Sunday 9 September 2018

Movie Review: Logan Lucky (2017)


A redneck heist movie, Logan Lucky offers some laughs but is too clunky and cluttered to succeed.

In North Carolina, Jimmy Logan (Channing Tatum) is fired from his construction job at the Charlotte Motor Speedway, but not before hatching up a robbery plan targeting the subsurface cash-carrying pneumatic tubes. Jimmy teams up with his brother Clyde (Adam Driver), a bar owner who lost an arm in the Iraq war, and they recruit imprisoned safecracker Joe Bang (Daniel Craig) and his two dimwit brothers Sam (Brian Gleeson) and Fish (Jack Quaid).

Clyde intentionally gets himself imprisoned in the same facility as Joe, and they spark a mini-riot as a diversion while they temporarily break out of jail and join Jimmy and the others under the Speedway on the day of the Coca Cola 600. Not much seems to go according to plan, and it's up to FBI agent Sarah Grayson (Hilary Swank) to try to clean up the post-heist mess.

Director Steven Soderbergh came out of a short-lived retirement to direct Logan Lucky, and maybe he need not have bothered. A lowbrow Ocean's Eleven set amongst the ignoramus set, it's never clear if the film is making fun of or celebrating its protagonists, and in any case, it barely matters. While there may have been some merit in exploring unsophisticated thievery among the unwashed, the film is disjointed, uneven, and overstuffed with incidental secondary and tertiary characters.

In addition to Jimmy, Clyde, Joe, Sam and Fish, Mellie (Riley Keough) is the sister of Jimmy and Clyde; Bobbie Jo (Katie Holmes) is Jimmy's ex-wife, and Moody (David Denman) is her current husband; Max (Seth MacFarlane) is an insufferable Nascar team owner; Dayton (Sebastian Stan) believes himself to be a finely tuned driver, and Dwight Yoakam plays prison warden Burns. All are barely developed characters poking in and out of the movie at regular intervals, tripping over each other and contributing little.

Channing Tatum and Adam Driver do their best to elevate the material, and the exchanges between the brothers, with Driver particularly effective as the sombre sibling fully convinced a curse hangs over the Logans, is the best thing going for the film.

Otherwise, the heist logistics and details are never explained, Soderbergh creating narrative chaos by clarifying nothing.
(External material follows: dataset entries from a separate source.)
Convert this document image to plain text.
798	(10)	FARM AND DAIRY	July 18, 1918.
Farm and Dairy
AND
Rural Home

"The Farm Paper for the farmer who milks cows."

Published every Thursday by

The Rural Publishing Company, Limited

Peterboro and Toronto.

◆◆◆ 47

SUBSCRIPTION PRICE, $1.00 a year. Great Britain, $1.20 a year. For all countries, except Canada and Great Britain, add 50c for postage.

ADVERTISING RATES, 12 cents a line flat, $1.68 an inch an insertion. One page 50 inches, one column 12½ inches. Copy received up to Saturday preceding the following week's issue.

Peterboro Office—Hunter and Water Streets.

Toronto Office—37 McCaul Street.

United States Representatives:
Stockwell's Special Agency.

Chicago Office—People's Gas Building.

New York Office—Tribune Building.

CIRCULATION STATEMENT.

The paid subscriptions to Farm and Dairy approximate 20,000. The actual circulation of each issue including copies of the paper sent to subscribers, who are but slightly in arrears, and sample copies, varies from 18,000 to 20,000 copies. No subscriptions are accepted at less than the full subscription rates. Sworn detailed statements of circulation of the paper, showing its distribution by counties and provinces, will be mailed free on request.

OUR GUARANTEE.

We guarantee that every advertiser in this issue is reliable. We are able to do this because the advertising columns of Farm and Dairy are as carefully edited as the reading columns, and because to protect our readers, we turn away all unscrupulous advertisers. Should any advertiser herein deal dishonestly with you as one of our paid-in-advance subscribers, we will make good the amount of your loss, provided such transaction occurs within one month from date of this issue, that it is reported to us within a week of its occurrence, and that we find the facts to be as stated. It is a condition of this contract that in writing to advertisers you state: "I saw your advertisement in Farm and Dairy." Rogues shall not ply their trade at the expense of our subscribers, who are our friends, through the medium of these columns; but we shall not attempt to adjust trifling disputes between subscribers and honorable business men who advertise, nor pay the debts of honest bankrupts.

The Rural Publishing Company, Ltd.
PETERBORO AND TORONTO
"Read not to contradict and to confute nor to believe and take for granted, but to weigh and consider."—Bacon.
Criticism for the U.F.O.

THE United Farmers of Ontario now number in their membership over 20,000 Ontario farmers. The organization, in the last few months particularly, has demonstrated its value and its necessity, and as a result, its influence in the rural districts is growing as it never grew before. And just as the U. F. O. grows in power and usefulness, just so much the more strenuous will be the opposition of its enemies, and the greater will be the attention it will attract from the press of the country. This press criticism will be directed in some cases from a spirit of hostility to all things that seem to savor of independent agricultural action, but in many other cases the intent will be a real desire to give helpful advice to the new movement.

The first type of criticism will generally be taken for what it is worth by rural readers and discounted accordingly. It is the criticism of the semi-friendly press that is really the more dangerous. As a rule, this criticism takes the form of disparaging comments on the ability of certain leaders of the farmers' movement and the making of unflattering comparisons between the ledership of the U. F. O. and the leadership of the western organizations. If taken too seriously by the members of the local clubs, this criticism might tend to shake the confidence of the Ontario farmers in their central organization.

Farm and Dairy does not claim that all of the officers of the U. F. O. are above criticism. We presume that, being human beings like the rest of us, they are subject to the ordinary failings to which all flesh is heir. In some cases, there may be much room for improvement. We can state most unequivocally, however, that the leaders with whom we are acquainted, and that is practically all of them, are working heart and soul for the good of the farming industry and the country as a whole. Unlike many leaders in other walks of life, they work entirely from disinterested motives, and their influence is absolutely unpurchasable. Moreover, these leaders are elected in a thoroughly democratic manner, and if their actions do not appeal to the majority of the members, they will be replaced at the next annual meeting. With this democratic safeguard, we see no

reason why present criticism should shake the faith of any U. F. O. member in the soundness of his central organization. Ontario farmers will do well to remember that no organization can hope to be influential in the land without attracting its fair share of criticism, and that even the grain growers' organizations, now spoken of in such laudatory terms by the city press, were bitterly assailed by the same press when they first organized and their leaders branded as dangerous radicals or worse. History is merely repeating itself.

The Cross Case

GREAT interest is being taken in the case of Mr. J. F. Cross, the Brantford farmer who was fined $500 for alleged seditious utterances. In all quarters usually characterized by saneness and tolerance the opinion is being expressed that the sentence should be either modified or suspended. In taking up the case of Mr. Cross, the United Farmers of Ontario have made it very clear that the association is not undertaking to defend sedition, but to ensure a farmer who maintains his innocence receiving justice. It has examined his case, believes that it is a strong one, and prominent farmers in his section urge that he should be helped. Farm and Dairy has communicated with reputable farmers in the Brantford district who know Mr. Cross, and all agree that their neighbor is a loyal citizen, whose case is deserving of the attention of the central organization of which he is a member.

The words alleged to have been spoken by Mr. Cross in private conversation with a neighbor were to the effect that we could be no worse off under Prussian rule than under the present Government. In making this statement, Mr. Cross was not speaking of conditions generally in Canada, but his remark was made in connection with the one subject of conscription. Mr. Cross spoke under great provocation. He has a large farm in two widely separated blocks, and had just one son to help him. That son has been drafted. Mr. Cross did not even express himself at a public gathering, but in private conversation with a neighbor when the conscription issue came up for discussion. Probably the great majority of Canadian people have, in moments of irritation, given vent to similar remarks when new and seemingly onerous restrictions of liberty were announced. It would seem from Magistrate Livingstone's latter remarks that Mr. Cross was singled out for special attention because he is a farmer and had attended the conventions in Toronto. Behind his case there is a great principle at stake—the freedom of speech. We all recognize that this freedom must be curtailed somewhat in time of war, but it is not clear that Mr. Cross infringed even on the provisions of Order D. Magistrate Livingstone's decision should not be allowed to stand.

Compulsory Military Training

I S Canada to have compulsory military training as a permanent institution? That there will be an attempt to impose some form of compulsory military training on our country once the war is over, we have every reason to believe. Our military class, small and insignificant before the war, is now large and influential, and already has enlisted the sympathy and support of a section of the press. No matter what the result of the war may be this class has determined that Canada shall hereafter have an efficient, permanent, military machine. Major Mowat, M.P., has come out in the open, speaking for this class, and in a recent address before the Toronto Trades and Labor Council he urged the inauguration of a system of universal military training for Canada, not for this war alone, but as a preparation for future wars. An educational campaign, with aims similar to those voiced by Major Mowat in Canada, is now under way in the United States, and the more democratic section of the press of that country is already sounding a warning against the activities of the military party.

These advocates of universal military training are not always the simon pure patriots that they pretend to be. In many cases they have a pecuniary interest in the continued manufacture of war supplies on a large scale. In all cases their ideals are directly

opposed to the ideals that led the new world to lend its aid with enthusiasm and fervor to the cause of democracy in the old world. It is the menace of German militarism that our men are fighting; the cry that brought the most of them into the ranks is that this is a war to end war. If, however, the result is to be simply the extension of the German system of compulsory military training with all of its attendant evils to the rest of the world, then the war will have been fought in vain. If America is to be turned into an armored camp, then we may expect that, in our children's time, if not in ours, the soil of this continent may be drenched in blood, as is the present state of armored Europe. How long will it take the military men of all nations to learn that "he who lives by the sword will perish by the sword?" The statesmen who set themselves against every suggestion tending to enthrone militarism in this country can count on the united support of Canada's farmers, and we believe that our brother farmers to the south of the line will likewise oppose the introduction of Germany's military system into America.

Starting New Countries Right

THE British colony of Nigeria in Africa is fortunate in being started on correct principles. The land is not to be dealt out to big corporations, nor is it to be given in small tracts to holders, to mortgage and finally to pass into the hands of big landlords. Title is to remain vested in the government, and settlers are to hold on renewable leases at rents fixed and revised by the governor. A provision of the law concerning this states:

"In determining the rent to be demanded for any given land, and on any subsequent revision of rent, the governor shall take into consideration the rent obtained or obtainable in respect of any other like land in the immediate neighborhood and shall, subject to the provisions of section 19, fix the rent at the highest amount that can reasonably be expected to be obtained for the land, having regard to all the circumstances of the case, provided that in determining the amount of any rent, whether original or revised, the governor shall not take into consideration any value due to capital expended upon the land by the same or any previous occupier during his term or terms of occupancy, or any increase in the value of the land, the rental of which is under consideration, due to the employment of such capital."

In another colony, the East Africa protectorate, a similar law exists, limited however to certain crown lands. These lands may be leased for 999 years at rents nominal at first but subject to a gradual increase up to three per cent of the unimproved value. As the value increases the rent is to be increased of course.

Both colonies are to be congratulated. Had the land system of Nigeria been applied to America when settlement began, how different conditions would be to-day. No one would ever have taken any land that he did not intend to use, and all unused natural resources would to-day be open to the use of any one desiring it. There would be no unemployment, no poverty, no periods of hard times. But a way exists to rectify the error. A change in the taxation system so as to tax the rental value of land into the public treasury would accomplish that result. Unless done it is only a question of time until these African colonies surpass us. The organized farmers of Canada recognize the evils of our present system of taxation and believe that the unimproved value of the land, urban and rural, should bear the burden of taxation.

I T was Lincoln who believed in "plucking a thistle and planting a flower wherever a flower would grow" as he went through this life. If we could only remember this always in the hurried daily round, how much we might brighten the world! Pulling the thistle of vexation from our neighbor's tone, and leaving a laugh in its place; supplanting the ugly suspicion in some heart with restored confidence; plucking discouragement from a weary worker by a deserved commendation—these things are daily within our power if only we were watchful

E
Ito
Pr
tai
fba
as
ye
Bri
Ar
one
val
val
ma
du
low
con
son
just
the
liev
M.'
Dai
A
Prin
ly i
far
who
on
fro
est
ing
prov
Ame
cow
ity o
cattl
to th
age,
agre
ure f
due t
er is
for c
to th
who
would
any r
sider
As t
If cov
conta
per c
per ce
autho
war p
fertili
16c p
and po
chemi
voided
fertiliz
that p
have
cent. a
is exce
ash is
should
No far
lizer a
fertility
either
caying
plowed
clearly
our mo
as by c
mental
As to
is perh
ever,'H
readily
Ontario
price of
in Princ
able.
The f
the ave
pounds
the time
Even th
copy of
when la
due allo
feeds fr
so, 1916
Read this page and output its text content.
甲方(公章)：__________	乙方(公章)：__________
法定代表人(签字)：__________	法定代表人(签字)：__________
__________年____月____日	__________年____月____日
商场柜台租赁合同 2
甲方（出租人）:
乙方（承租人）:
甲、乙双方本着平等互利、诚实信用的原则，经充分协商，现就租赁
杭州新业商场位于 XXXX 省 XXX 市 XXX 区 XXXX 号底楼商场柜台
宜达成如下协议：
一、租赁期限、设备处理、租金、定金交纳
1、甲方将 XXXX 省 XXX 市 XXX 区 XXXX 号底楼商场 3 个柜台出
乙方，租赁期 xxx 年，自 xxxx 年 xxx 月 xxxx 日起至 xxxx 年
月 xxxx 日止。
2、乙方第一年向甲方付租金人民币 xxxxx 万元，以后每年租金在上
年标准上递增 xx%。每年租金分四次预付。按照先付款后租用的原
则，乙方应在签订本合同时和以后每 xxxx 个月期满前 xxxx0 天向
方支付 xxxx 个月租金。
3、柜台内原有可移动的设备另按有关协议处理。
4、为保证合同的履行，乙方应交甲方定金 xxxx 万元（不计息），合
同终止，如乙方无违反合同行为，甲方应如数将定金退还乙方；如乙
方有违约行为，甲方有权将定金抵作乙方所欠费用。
Once some light is shed on what everyone was running around doing, the film's logic, already strained, falls apart, the heist details too far-fetched and ambitious for any one of the nitwits on display to cobble together.

Rarely funny and never exciting nor clever, Logan Lucky sputters off the start line, does one slow lap and retires into the pits.